Dry grass, dense neighborhoods, and overconfident cousins with questionable bottle rockets can make for a dangerous combination. And no one wants to spend their holiday explaining to a fire crew that it was "just a little Roman candle."

So, before you strike a match this Fourth of July, let’s talk about how to keep your celebration safe, your eyebrows intact, and your fire station friends well-fed and not overwhelmed.

 

KNOW WHAT’S LEGAL (AND WHAT’S NOT)

Fireworks are legal in unincorporated Pierce County, including most of Eatonville — but only during specific hours, and with specific rules. For example, they’re only allowed on July 4 from 10 a.m. to 11:59 p.m. (and yes, officials do keep track).

If you’re lighting anything off, make sure it’s: On your own property (with permission, if it’s not), Clear of dry brush or trees, Aimed far, far away from people, pets, fences, roofs, or power lines, and soak used fireworks before trashing them. Please—don’t let your 10-year-old light anything. Not even a punk. (You know what a punk is if you grew up in the ‘80s.)

Your bonfire doesn't count as a fireworks finale.

Also, don’t forget the pets. Dogs hate fireworks. Cats act chill but are absolutely judging your life choices. Secure animals indoors, crank up a fan or some music to drown out the noise, and double-check fences and gates beforehand. The Humane Society always sees a spike in lost pets around the Fourth — let’s not add yours to the list.

But here’s the best tip? Don’t light your own at all.

Eatonville’s got a professional fireworks display on the Third that’s totally free, safe, and visible from all over town. It’s the big opening to the 4th of July festivities, and no one has to worry about burns, fines, or melted lawn chairs.

Prefer a traditional Fourth of July show? There are shows all around the Mount Rainier area — from Morton to Ashford to Orting — so wherever your plans take you, there's likely a professional display nearby.

 

CHECK SMOKE ALARMS — YOURS AND THEIRS

This is the perfect week to test your smoke detectors.

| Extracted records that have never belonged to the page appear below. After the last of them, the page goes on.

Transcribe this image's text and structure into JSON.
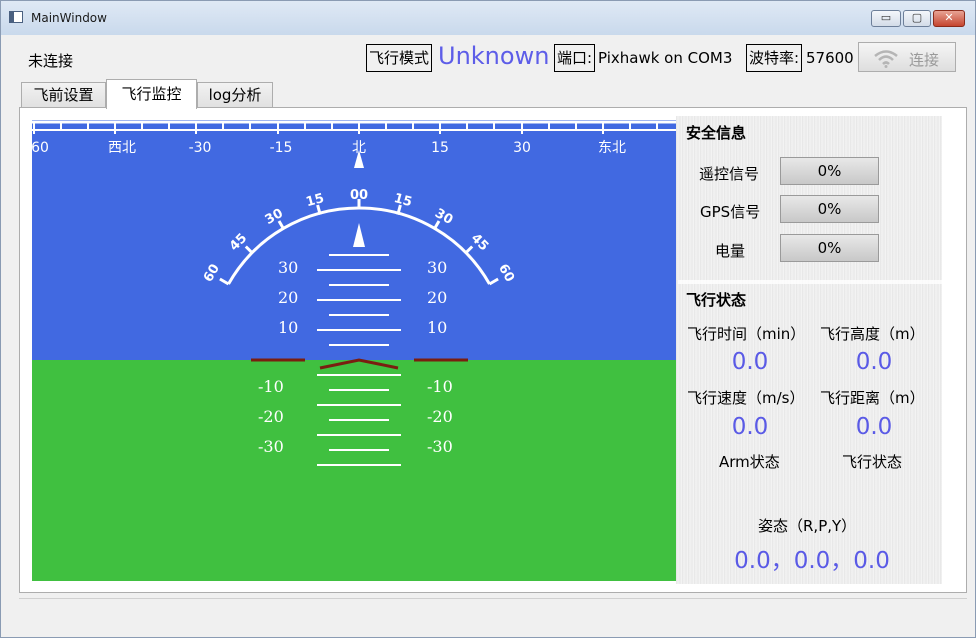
{
  "window": {
    "title": "MainWindow",
    "min_glyph": "▭",
    "max_glyph": "▢",
    "close_glyph": "✕"
  },
  "header": {
    "connection_status": "未连接",
    "mode_label": "飞行模式",
    "mode_value": "Unknown",
    "port_label": "端口:",
    "port_value": "Pixhawk on COM3",
    "baud_label": "波特率:",
    "baud_value": "57600",
    "connect_label": "连接",
    "connect_icon": "wifi-icon"
  },
  "tabs": [
    {
      "label": "飞前设置"
    },
    {
      "label": "飞行监控"
    },
    {
      "label": "log分析"
    }
  ],
  "active_tab": 1,
  "hud": {
    "sky_color": "#4169e1",
    "ground_color": "#40c040",
    "heading_labels": [
      "60",
      "西北",
      "-30",
      "-15",
      "北",
      "15",
      "30",
      "东北"
    ],
    "bank_labels": [
      "60",
      "45",
      "30",
      "15",
      "00",
      "15",
      "30",
      "45",
      "60"
    ],
    "pitch_up": [
      "30",
      "20",
      "10"
    ],
    "pitch_down": [
      "-10",
      "-20",
      "-30"
    ]
  },
  "safety": {
    "title": "安全信息",
    "rc_label": "遥控信号",
    "rc_value": "0%",
    "gps_label": "GPS信号",
    "gps_value": "0%",
    "battery_label": "电量",
    "battery_value": "0%"
  },
  "flight_status": {
    "title": "飞行状态",
    "time_label": "飞行时间（min）",
    "time_value": "0.0",
    "alt_label": "飞行高度（m）",
    "alt_value": "0.0",
    "speed_label": "飞行速度（m/s）",
    "speed_value": "0.0",
    "dist_label": "飞行距离（m）",
    "dist_value": "0.0",
    "arm_label": "Arm状态",
    "state_label": "飞行状态",
    "attitude_label": "姿态（R,P,Y）",
    "attitude_value": "0.0，0.0，0.0"
  }
}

While you’re at it, knock on your elderly neighbor’s door and offer to check theirs too. A few minutes could save a life.

 

WANT TO THANK A FIREFIGHTER?

Pierce County fire stations love community support—but they can’t accept homemade goodies from unknown sources. If it isn’t sealed, labeled, or from a known neighbor or business, they’re not allowed to eat it (and yes, they feel bad tossing your mystery cookies). If you’re looking to show some love, skip the mystery banana bread and try one of these instead:

• Prepackaged snack baskets

• Coffee, energy drinks, or cold bottled beverages

• Catered lunches or pizza from a local restaurant

• A handwritten card from your kid (these are gold)

Also, don’t underestimate the power of waving when they drive by or chalking a thank-you outside the station. A little neighborhood cheer goes a long way.

 

LIGHT UP THE SKY, NOT 911 LINES

The Fourth is meant for flags, family, and hot dogs — not house fires. Let’s keep it safe, support our first responders, and give the fire station a peaceful evening off (unless you're bringing pizza — then by all means, stop by).

Happy Independence Day from all of us at The Dispatch — may your burgers be juicy, your playlists patriotic, and your fireworks … handled by professionals.